L’instauration d’un droit individuel à la formation (DIF) en 2003-2004 n’a guère changé la donne en ouvrant un crédit de 20 heures par an cumulable en principe sur 6 ans : le nombre de bénéficiaires reste limité (6,4 % des salariés l’an) tandis que les durées de formation sont trop courtes (22 heures) pour permettre l’accès à une formation qualifiante. Si le congé individuel de formation créé dans les années 70 concerne généralement des formations diplômantes, son accès se réduit à moins de 40 000 salariés l’an, faute de financement suffisant. Enfin, si la loi de 2009 dispose qu’au cours de sa vie active, toute personne doit pouvoir suivre une formation lui permettant de progresser d’au moins un niveau de qualification, cette ambition n’est pas étayée par des instruments à même de le concrétiser. Tant qu’un droit différé à l’éducation n’aura pas été mis en place – par exemple, garantir l’équivalent d’une année de formation diplômante à toute personne sortie sans un niveau de diplôme jugé suffisant -, la situation n’a guère de raison de changer.
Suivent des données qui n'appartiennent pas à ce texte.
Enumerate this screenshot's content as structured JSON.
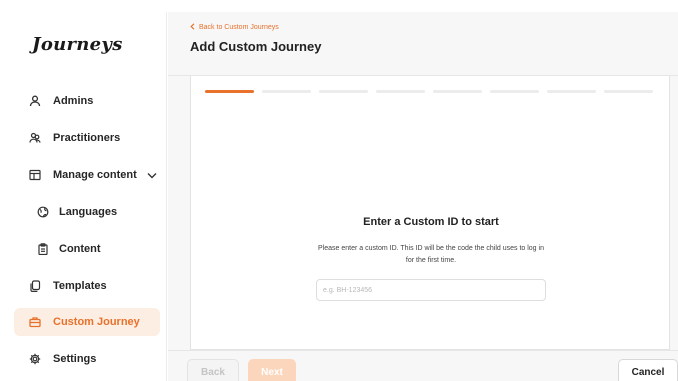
{
  "app": {
    "logo": "Journeys",
    "accent": "#e8712b"
  },
  "sidebar": {
    "items": [
      {
        "label": "Admins",
        "icon": "person-icon"
      },
      {
        "label": "Practitioners",
        "icon": "people-icon"
      },
      {
        "label": "Manage content",
        "icon": "layout-icon",
        "expanded": true
      },
      {
        "label": "Languages",
        "icon": "globe-icon"
      },
      {
        "label": "Content",
        "icon": "clipboard-icon"
      },
      {
        "label": "Templates",
        "icon": "copy-icon"
      },
      {
        "label": "Custom Journey",
        "icon": "briefcase-icon",
        "active": true
      },
      {
        "label": "Settings",
        "icon": "gear-icon"
      }
    ]
  },
  "header": {
    "back_link": "Back to Custom Journeys",
    "title": "Add Custom Journey"
  },
  "wizard": {
    "total_steps": 8,
    "current_step": 1,
    "heading": "Enter a Custom ID to start",
    "description": "Please enter a custom ID. This ID will be the code the child uses to log in for the first time.",
    "input": {
      "value": "",
      "placeholder": "e.g. BH-123456"
    }
  },
  "footer": {
    "back_label": "Back",
    "next_label": "Next",
    "cancel_label": "Cancel"
  }
}
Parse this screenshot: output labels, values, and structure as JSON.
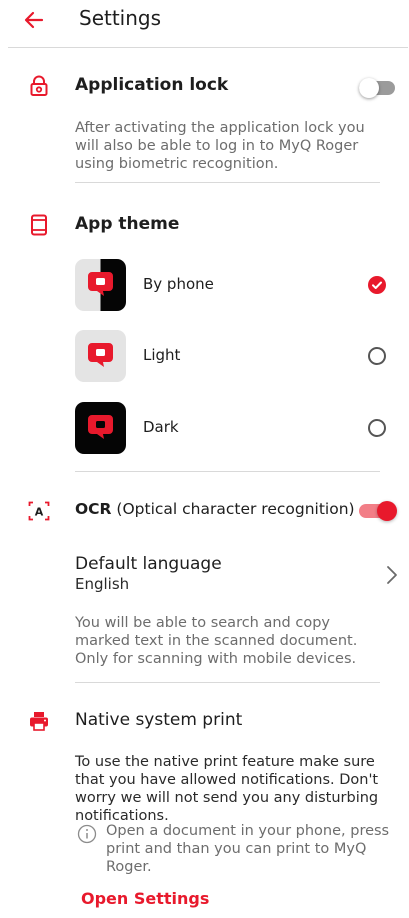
{
  "header": {
    "title": "Settings"
  },
  "app_lock": {
    "title": "Application lock",
    "enabled": false,
    "description": "After activating the application lock you will also be able to log in to MyQ Roger using biometric recognition."
  },
  "theme": {
    "title": "App theme",
    "options": [
      {
        "label": "By phone",
        "selected": true
      },
      {
        "label": "Light",
        "selected": false
      },
      {
        "label": "Dark",
        "selected": false
      }
    ]
  },
  "ocr": {
    "title_bold": "OCR",
    "title_rest": " (Optical character recognition)",
    "icon_text": "A",
    "enabled": true,
    "language_title": "Default language",
    "language_value": "English",
    "description": "You will be able to search and copy marked text in the scanned document. Only for scanning with mobile devices."
  },
  "native_print": {
    "title": "Native system print",
    "description": "To use the native print feature make sure that you have allowed notifications. Don't worry we will not send you any disturbing notifications.",
    "info": "Open a document in your phone, press print and than you can print to MyQ Roger.",
    "link": "Open Settings"
  },
  "colors": {
    "accent": "#e8192c",
    "text": "#1e1e1e",
    "muted": "#6d6d6d",
    "divider": "#d9d9d9"
  },
  "icons": [
    "back-arrow-icon",
    "lock-icon",
    "phone-icon",
    "check-icon",
    "scan-text-icon",
    "chevron-right-icon",
    "printer-icon",
    "info-icon"
  ]
}
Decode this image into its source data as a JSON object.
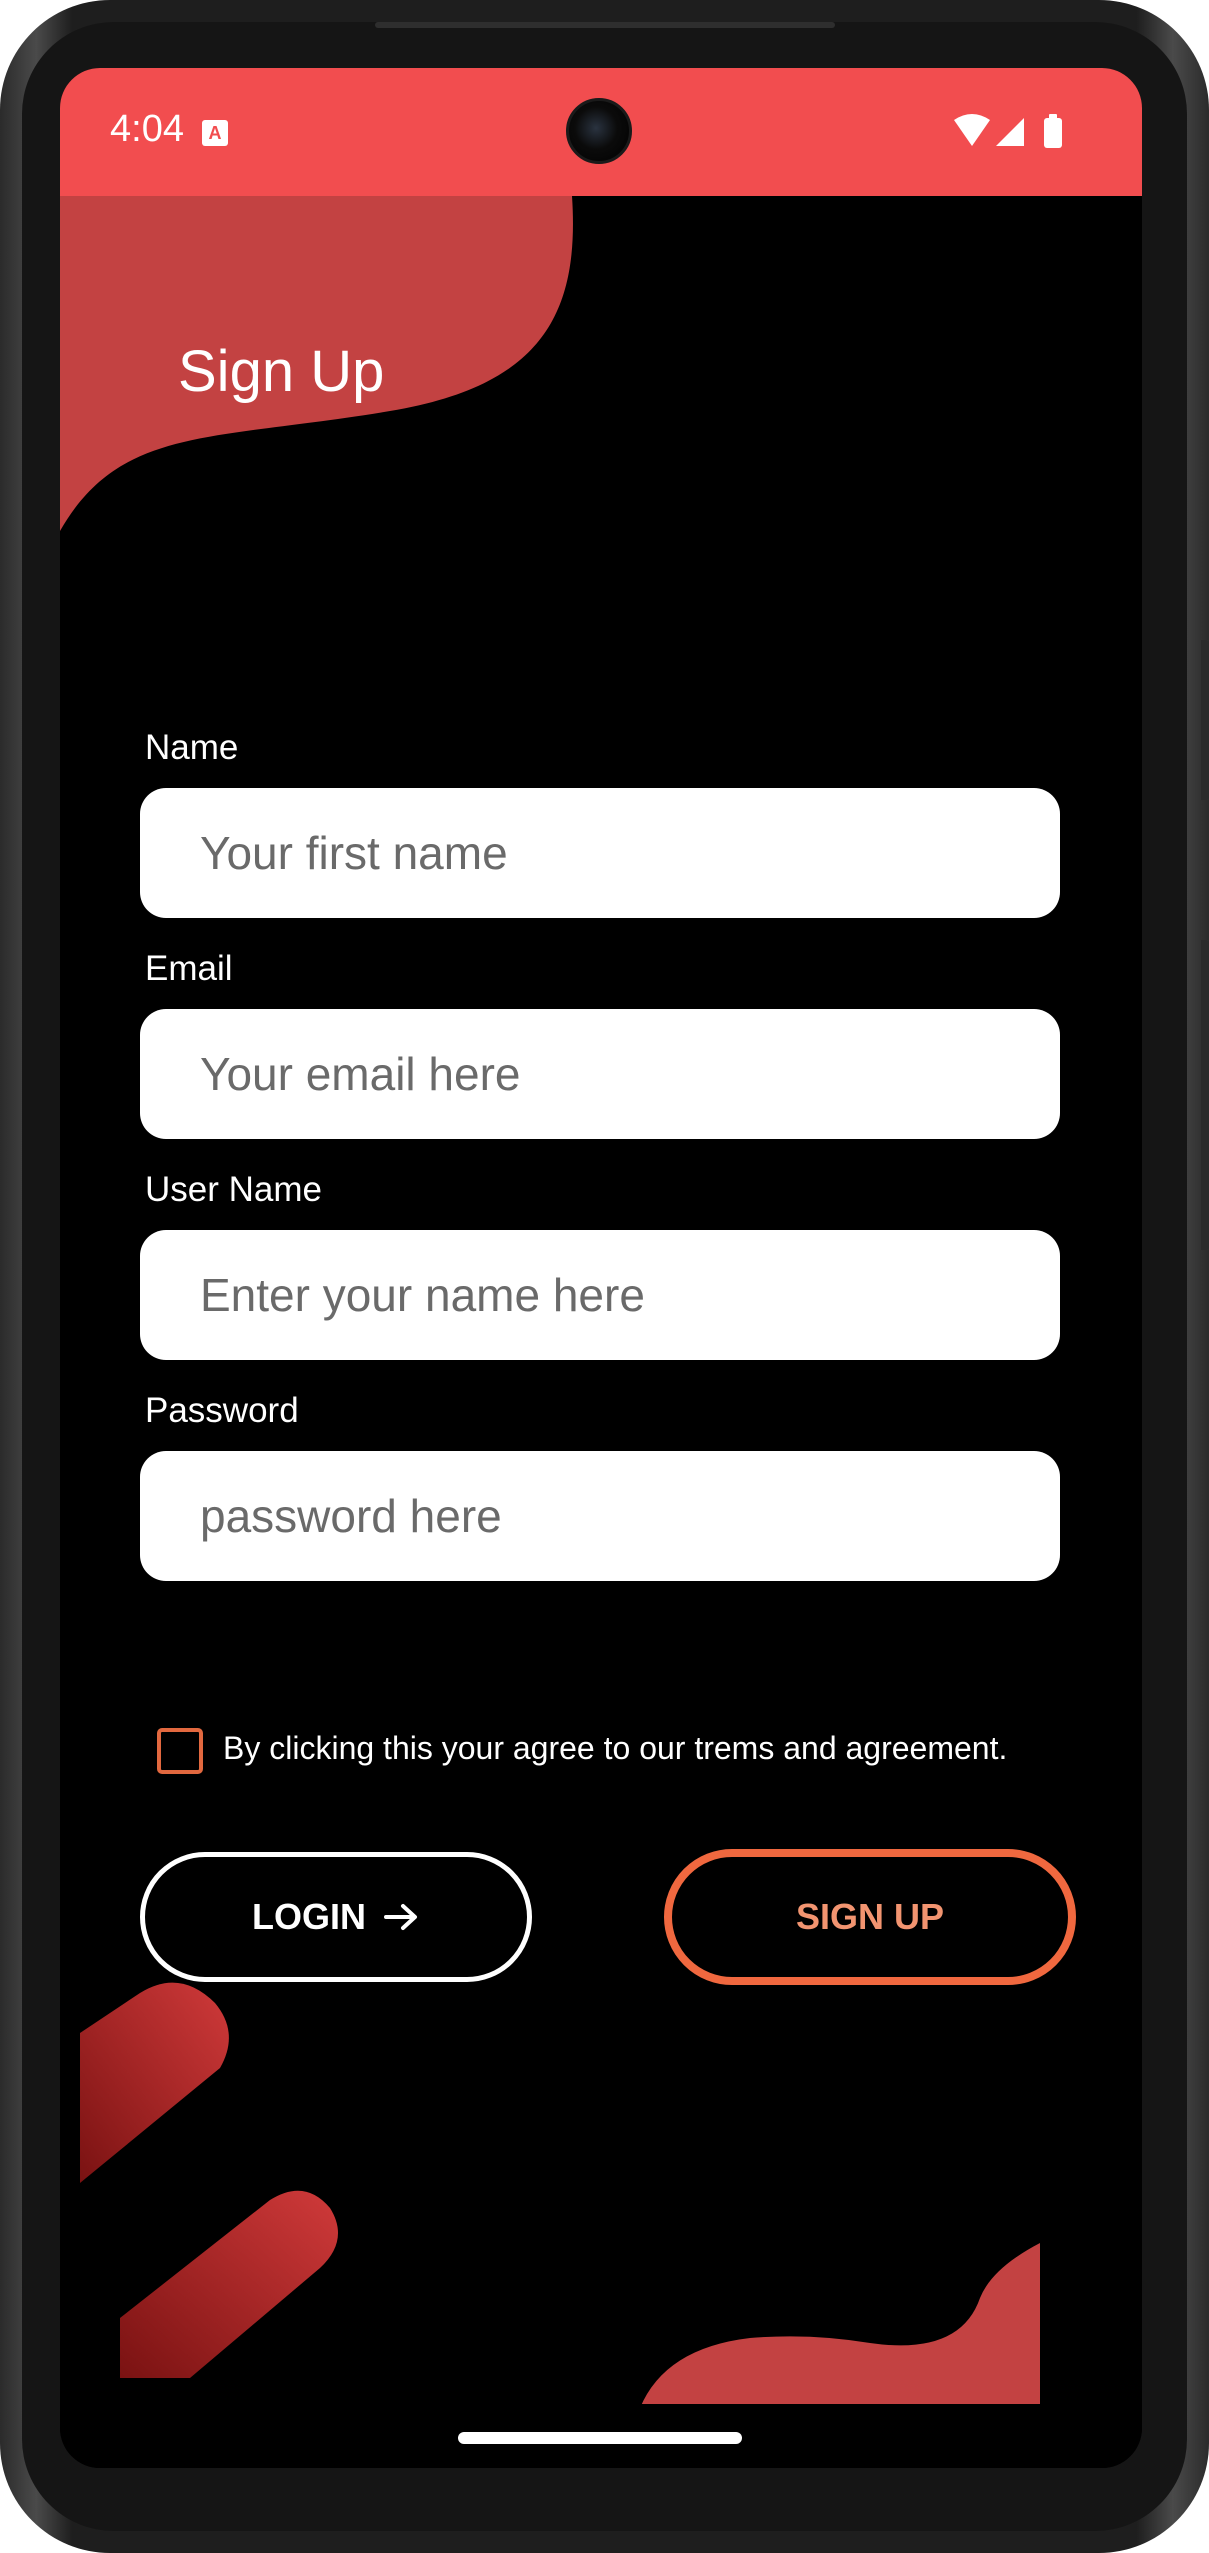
{
  "status_bar": {
    "time": "4:04",
    "notification_icon": "text-a-icon",
    "right_icons": [
      "wifi-icon",
      "signal-icon",
      "battery-icon"
    ]
  },
  "page": {
    "title": "Sign Up"
  },
  "form": {
    "name": {
      "label": "Name",
      "placeholder": "Your first name"
    },
    "email": {
      "label": "Email",
      "placeholder": "Your email here"
    },
    "username": {
      "label": "User Name",
      "placeholder": "Enter your name here"
    },
    "password": {
      "label": "Password",
      "placeholder": "password here"
    },
    "terms_text": "By clicking this your agree to our trems and agreement.",
    "terms_checked": false
  },
  "buttons": {
    "login_label": "LOGIN",
    "login_icon": "arrow-right-icon",
    "signup_label": "SIGN UP"
  },
  "colors": {
    "accent_red": "#f24d4f",
    "accent_orange": "#f0683f",
    "background": "#000000"
  }
}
Il est symptomatique que l’État n’ait pas repris dans la loi de 2004 l’appel des partenaires sociaux à instaurer une telle disposition. À ce stade, la validation des acquis de l’expérience ne saurait tenir lieu d’alternative crédible pour un accès d’ampleur à la certification compte tenu de la complexité de ses procédures. Les demandeurs d’emploi entrent deux fois moins en stage que les salariés ; certes leur durée moyenne de formation est quatre fois plus élevée mais souvent elle reste trop courte pour accéder à une certification reconnue ; là encore, les moins diplômés sont sous-représentés et l’instauration en 2010 d’un fonds paritaire de sécurisation des parcours professionnels n’est pas à la hauteur des enjeux. Les réformes qui s’annoncent changeront-elles la donne ?

(1) 1,6 % pour les entreprises de 20 salariés et plus, 1,05 % pour les 10 à 19, 0,55 % pour les moins de 10.

BIBLIOGRAPHIE SÉLECTIVE : 
Larcher G., 2012, La formation professionnelle : clé pour l’emploi et la compétitivité, 
Document remis à Monsieur Le Président de la République, 
http://www.emploi.gouv.fr/files/files/Rapport_Larcher.pdf 
Verdier E., « L’éducation et la formation tout au long de la vie : une orientation européenne, des régimes d’action publique et des modèles nationaux en évolution », Sociologie et Sociétés, vol. 40, no 1, 2008, pp. 195-225.